Sans que je puisse les contrôler, des larmes silencieuses commencent à rouler sur mes joues. Il y a des jours, comme ça, ou je me hais de l’avoir quittée…Maintenant, il est avec elle. Je ne peux m’empêcher de me dire que cette idiote ne le mérite pas. Pourtant, je sais bien que je ne le méritais pas non plus…
Ca va faire un an qu’il me fait la gueule. On s’est réconcilié…En théorie. On s’est même reparlée, pendant quelques jours. Mais ca n’a pas durée. Maintenant, on s’ignore. Je sais que je devrais m’y faire. Que c’est la vie, que je ne peux rien y faire. Mais, je ne peux pas. C’est trop pour moi, je ne peux pas.
- Je ne peux pas…
J’ai murmuré ces derniers mots, entre mes larmes. Heureusement, personne ne fait attention à moi…
- Tu ne peux pas quoi, me murmure une voix.
Je sursaute, et me retourne, pour voir qui à parler. Et là, comme dans un rêve…c’est lui.
- Tu ne peux pas quoi ? me répète-t-il doucement.

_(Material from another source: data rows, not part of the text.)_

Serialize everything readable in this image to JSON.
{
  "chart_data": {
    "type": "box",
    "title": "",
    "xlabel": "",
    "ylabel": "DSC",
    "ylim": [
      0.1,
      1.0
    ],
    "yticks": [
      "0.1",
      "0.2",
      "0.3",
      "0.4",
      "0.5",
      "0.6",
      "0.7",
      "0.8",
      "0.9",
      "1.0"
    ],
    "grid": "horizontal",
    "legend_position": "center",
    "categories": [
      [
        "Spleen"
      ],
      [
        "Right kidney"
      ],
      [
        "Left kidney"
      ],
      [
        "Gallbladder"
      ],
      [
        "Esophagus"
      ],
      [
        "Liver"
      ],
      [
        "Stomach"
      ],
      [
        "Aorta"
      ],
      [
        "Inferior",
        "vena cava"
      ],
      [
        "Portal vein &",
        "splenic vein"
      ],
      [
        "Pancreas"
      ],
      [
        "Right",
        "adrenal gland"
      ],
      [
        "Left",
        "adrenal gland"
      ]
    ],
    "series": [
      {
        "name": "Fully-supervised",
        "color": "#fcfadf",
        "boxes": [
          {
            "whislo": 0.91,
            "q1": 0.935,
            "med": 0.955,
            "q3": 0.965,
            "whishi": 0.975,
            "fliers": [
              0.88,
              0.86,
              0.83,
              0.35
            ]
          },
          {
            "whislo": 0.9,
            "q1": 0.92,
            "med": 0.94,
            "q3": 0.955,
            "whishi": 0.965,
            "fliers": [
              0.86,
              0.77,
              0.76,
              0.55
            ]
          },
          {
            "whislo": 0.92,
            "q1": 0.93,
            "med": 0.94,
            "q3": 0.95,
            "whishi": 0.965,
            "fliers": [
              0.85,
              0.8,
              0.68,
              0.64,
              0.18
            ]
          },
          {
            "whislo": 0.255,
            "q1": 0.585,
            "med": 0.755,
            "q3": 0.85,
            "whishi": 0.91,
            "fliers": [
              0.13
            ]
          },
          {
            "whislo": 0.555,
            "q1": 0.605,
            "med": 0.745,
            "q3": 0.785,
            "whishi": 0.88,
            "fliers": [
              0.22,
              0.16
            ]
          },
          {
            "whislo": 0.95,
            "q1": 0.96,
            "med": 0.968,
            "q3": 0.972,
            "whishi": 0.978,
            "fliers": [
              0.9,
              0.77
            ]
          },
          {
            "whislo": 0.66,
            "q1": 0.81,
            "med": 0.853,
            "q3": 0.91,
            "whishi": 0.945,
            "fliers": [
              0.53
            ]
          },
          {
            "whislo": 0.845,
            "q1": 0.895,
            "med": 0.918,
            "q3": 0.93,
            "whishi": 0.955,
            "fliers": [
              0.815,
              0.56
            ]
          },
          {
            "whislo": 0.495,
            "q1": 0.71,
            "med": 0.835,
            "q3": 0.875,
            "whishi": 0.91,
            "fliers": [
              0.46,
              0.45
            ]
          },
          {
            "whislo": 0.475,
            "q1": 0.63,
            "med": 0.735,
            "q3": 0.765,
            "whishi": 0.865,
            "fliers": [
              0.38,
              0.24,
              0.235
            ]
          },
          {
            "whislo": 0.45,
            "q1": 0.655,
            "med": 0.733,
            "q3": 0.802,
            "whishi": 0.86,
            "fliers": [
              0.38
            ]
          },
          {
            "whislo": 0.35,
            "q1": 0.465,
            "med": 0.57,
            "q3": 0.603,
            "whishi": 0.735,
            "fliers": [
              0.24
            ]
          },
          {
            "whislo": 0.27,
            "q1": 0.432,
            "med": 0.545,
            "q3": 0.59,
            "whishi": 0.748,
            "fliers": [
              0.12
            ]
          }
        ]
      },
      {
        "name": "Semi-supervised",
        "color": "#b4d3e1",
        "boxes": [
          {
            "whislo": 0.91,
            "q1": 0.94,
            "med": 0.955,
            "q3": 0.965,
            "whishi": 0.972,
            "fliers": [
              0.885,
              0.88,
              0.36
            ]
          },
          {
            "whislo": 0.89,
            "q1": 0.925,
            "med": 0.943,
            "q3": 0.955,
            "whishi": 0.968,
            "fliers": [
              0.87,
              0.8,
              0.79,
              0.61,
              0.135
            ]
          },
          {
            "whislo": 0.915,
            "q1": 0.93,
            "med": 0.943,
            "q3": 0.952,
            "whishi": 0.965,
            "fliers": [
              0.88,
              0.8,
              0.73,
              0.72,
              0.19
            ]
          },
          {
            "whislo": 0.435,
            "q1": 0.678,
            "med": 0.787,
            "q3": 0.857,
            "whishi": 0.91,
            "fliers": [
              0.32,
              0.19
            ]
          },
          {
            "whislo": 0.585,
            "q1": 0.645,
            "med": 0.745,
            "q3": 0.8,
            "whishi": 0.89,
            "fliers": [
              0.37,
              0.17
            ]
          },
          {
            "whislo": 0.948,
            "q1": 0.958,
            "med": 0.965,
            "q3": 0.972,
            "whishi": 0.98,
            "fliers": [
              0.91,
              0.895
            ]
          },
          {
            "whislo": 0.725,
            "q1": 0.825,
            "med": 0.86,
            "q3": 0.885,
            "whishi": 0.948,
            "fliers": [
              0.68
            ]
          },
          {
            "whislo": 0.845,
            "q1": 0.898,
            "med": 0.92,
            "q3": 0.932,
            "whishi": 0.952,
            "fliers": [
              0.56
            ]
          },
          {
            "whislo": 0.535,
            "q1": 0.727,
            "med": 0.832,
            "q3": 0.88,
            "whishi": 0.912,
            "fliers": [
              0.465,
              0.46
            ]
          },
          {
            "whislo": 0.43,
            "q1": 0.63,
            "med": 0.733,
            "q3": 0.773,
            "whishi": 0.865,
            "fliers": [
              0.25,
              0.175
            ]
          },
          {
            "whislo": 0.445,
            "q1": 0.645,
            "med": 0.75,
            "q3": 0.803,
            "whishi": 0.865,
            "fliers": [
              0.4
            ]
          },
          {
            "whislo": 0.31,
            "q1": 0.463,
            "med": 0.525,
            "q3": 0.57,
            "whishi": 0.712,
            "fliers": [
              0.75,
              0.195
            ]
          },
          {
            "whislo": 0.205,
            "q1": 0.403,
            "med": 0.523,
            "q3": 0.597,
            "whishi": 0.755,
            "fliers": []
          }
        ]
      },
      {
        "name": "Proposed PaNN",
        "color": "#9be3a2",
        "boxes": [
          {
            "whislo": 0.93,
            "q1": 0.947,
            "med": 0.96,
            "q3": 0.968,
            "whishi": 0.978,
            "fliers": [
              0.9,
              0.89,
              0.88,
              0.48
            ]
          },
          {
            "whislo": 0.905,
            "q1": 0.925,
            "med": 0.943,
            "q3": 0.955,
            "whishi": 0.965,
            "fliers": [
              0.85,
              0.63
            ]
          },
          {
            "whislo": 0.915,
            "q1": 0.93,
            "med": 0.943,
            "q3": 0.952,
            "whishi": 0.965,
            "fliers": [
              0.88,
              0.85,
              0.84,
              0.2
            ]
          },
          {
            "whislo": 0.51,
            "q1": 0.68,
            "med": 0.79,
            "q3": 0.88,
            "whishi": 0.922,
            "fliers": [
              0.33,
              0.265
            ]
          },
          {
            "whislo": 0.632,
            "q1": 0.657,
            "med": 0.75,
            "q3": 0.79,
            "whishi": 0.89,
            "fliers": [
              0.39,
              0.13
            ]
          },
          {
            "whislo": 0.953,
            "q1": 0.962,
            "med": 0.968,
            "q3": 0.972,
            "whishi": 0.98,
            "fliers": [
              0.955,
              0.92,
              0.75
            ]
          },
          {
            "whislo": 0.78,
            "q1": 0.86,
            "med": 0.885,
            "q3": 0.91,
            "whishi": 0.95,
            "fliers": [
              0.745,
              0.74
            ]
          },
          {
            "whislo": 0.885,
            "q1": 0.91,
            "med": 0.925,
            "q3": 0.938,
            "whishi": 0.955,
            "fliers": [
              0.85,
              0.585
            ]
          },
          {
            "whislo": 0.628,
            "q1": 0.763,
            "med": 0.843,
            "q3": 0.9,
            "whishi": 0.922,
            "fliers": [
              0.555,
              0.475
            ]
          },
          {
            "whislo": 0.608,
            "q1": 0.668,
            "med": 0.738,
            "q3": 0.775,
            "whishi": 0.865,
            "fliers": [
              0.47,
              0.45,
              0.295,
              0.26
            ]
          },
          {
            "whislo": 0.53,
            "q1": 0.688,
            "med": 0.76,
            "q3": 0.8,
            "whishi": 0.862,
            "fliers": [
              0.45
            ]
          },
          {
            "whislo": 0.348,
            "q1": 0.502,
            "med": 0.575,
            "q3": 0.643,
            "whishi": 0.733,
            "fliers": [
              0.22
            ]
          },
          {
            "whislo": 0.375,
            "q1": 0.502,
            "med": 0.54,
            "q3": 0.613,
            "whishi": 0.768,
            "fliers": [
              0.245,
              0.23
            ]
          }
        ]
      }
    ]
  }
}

Je le fixe dans les yeux. Ils n’ont pas changé. Doré, perçant, comme s’ils essayaient de lire dans mes pensées.
- Je ne peux pas me faire au fait qu’on est plus rien l’un pour l’autre, répondit-je, m’étonnant moi-même. Je ne peux pas me dire que tu me déteste, et qu’on ne partage plus rien. Je ne peux pas me faire à l’idée que maintenant, tu es avec elle, alors qu’encore l’année dernière, elle…
Ma voix se brise, mes larmes redoublent. Je détourne la tête, par pudeur peut être.
Il me prend la main, et me force tendrement à le regarder.
- Manon…
Nos yeux se rencontrent, et je m’accroche au sien comme à une bouée de sauvetage, comme si ma vie en dépendait.
Nos visages ses rapproche, lentement, surement, mais trop lentement à mon gout quand même.
A bout de nerf, je parcoure les quelques millimètres qui nous séparent, et l’embrasse avec désespoir.
D’abord, il ne fait rien, puis, à ma grande joie, il répond à mon baiser. J’entoure son coup de mes bras, le serrant contre moi avec avidité, comme si je voulais le retenir de partir.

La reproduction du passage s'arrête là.